Ilva: la vita e la morte

Il Tribunale del Riesame ha confermato la decisione di sequestrare l’Ilva, mantenere ai domiciliari Emilio Riva, Nicola Riva e Luigi Capograsso e di garantire la sicurezza degli impianti. Non è ancora chiaro però, se sarà consentita la produzione o se gli impianti verranno utilizzati solo per essere messi a norma. Ieri il Presidente della Repubblica ha firmato il decreto legge sulla bonifica che prevede lo stanziamento di 336 milioni di euro (DL n.129). Sempre il Tribunale del Riesame ha incaricato il presidente del cda dell’Ilva, Bruno Ferrante, di monitorare la bonifica.

Il procuratore della Repubblica Franco Sebastio ha parlato di “conferma della tesi accusatoria”. Intanto, sempre il Tribunale del Riesame (composto da Antonio Morelli, Rita Romano e Benedetto Ruberto) ha annullato gli arresti per cinque degli otto dirigenti Ilva finiti ai domiciliari. Il movimento ambientalista ha contestato la scelta di nominare Ferrante custode e amministratore delle aree e degli impianti sotto sequestro per controllare le emissioni inquinanti.

Rispetto al al gip Todisco, dunque, il riesame ha permesso all’Ilva di lasciare gli impianti in funzione. Non si parla più di chiusura e di interruzione dell’ attività. La sentenza, comunque, non è ancora chiara e per comprenderla meglio occorrerà attendere ancora.
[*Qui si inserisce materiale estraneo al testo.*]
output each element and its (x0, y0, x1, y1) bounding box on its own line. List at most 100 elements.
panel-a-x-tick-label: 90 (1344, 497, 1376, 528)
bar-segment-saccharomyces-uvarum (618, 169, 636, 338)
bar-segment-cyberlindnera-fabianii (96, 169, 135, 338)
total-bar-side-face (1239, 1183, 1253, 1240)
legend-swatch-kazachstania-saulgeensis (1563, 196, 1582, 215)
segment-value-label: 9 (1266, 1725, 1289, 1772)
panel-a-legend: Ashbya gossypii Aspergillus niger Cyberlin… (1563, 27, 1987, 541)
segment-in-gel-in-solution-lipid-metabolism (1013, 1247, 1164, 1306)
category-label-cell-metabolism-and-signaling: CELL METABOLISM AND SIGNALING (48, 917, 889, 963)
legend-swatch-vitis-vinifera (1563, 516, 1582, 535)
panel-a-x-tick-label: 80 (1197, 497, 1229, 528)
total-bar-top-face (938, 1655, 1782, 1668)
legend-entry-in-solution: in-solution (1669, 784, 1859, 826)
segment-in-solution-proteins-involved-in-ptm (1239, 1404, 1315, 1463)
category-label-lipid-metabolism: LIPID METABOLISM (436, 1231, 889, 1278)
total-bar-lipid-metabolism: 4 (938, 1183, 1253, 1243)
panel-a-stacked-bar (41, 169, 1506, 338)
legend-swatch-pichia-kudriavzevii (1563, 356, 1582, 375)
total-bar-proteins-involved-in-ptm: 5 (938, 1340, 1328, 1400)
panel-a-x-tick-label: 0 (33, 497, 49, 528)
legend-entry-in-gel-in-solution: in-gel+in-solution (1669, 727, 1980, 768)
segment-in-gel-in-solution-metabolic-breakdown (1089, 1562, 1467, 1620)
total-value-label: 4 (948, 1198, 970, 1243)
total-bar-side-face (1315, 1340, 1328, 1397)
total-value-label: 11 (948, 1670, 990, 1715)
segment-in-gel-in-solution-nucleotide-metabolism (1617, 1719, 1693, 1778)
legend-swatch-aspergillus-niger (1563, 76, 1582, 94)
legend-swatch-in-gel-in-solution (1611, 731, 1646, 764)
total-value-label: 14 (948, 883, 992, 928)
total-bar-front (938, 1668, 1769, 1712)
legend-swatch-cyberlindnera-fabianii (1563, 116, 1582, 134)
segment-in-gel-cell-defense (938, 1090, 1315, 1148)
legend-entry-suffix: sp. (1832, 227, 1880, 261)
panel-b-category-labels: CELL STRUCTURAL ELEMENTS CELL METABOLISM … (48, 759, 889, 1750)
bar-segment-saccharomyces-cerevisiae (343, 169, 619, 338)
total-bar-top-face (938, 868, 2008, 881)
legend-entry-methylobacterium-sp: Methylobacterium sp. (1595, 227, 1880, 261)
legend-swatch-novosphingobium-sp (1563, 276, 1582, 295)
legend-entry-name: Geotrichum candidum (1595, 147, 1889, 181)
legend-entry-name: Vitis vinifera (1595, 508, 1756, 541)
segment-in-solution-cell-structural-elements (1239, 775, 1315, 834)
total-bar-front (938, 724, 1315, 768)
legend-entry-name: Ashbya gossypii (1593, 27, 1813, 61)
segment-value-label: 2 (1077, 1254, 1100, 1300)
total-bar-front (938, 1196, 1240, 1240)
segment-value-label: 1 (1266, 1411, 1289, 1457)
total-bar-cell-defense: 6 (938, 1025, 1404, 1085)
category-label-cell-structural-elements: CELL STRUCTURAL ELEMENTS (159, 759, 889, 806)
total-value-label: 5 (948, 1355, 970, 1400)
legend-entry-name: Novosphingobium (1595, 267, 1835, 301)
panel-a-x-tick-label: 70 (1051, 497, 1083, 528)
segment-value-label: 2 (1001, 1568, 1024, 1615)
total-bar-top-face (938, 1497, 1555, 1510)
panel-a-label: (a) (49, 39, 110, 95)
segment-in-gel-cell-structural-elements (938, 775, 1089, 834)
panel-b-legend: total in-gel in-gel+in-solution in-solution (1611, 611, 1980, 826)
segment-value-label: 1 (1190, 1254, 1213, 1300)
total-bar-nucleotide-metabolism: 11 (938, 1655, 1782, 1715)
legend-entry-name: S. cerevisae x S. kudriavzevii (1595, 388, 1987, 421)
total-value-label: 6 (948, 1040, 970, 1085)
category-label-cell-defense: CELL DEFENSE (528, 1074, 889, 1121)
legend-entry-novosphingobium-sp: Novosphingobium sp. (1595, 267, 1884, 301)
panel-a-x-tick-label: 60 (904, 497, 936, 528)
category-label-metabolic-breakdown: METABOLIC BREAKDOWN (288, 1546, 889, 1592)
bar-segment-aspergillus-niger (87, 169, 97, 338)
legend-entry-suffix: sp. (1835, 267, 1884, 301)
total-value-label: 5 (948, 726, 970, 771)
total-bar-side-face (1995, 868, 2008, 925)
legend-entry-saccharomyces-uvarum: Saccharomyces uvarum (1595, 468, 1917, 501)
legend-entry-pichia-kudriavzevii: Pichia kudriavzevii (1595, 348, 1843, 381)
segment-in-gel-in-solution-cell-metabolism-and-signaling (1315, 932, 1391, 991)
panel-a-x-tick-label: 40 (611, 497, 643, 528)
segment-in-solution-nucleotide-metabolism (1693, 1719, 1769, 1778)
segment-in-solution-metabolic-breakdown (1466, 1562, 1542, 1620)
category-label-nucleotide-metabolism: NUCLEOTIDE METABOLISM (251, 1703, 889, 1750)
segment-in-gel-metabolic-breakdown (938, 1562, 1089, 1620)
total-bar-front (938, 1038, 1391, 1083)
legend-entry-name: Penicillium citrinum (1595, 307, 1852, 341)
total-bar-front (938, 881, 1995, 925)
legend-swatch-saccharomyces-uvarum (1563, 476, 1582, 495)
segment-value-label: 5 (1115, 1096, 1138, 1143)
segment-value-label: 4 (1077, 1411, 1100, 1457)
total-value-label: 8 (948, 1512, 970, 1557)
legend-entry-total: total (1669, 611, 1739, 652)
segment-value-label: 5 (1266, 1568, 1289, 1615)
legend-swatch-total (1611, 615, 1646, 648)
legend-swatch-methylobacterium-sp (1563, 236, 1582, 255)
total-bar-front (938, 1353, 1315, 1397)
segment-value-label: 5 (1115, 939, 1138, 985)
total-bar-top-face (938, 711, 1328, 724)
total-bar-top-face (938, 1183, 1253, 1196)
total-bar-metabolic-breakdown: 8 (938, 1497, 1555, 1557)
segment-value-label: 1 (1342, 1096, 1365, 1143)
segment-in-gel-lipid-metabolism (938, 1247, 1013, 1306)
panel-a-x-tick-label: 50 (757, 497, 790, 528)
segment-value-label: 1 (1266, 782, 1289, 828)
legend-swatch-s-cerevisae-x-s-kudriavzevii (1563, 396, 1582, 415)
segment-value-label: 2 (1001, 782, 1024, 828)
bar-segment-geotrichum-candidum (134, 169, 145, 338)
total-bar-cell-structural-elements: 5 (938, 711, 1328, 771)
La realizzazione del centro siderurgico Italsider si colloca nell’ambito delle politiche di industrializzazione degli anni ’50. La scelta di Taranto ha avuto le seguenti motivazioni: la presenza del porto (un’infrastruttura necessaria per soddisfare le necessità degli impianti) e le caratteristiche geografiche del’area. Il bacino del Mar Grande, infatti, consentiva (e consente) di accogliere le navi minerarie e carbonifere.

La lavorazione delle materie prime è distinta in più fasi durante le quali vengono impiegate il carbon fossile, il minerale di ferro e il calcare per poi essere trattati. Durante le prime fasi della lavorazione si liberano sostanze volatili e lo stesso avviene nell’altoforno dove si assiste all’evaporazione dei costituenti del catrame. Per i lavoratori è perciò possibile individuare una serie di malattie: bronchite cronica, danni cardiocircolatori, diminuzione dell’udito e malattie multifattoriali (che hanno diverse cause).

L’inquinamento fisico, chimico, biologico influenza variamente la salute umana. Nel mare vengono versate enormi quantità di sostanze tossiche che alterano gli equilibri biologici. Un’indagine condotta all’inizio degli anni ’90 dal dottor Ezio Stefano (oggi sindaco di Taranto) ha evidenziato per la prima volta un aumento della mortalità per neoplasie. Nell’aria della città sono presenti: diossido di azoto, anidride solforosa, acido cloridrico, benzene, monossido di carbonio, biossido di carbonio, nichel, mercurio, piombo, zinco e arsenico. Queste sostanze hanno portato ad un incremento dei tumori nell’intero Salento (2096 decessi nel 2008 dovuti all’inquinamento). Si è passati dal 19,8% del 1990 al 25,8% del 2008.

Ci si chiede: di chi è la colpa? Chi sono i responsabili di questa situazione?

Di certo se si è arrivati a tanto è colpa dello Stato (fino al 1995 l’Ilva era un’azienda pubblica) e del Gruppo Riva. I vari ministri dell’ambiente non hanno fatto altro che tollerare la prepotenza dei dirigenti dell’azienda (il Ministro Stefania Prestigiacomo giudicò inopportuno il provvedimento con cui il presidente della regione Nichi Vendola intimava all’ Ilva di rispettare i limiti di emissioni) . Anche i sindacati sono parzialmente responsabili, in quanto ritenavano che per tutelare i posti di lavoro fosse necessario non “disturbare” l’azienda permettendole di inquinare a più non posso.

Ora è necessario un forte intervento affinché si coniughi lavoro e ambiente impiegando le migliori tecnologie. Un monito è da lanciare anche agli ambientalisti più radicali in quanto non è possibile far finta che il dramma sociale della disoccupazione non esista. L’ilva fornisce il 30% dell’acciaio in Europa, ha più di 13 mila lavoratori provenienti da tutta la Puglia, dalla Calabria, dalla Basilicata, dal Molise e addirittura dal Lazio. E’ una una delle poche realtà meridionali ancora attive. Per questo è necessario la collaborazione di tutte le forze sociali di Taranto e del paese. La sfida di garantire lavoro e salute  va colta adesso se si vuole assicurare un futuro a questa terra piena di potenziale.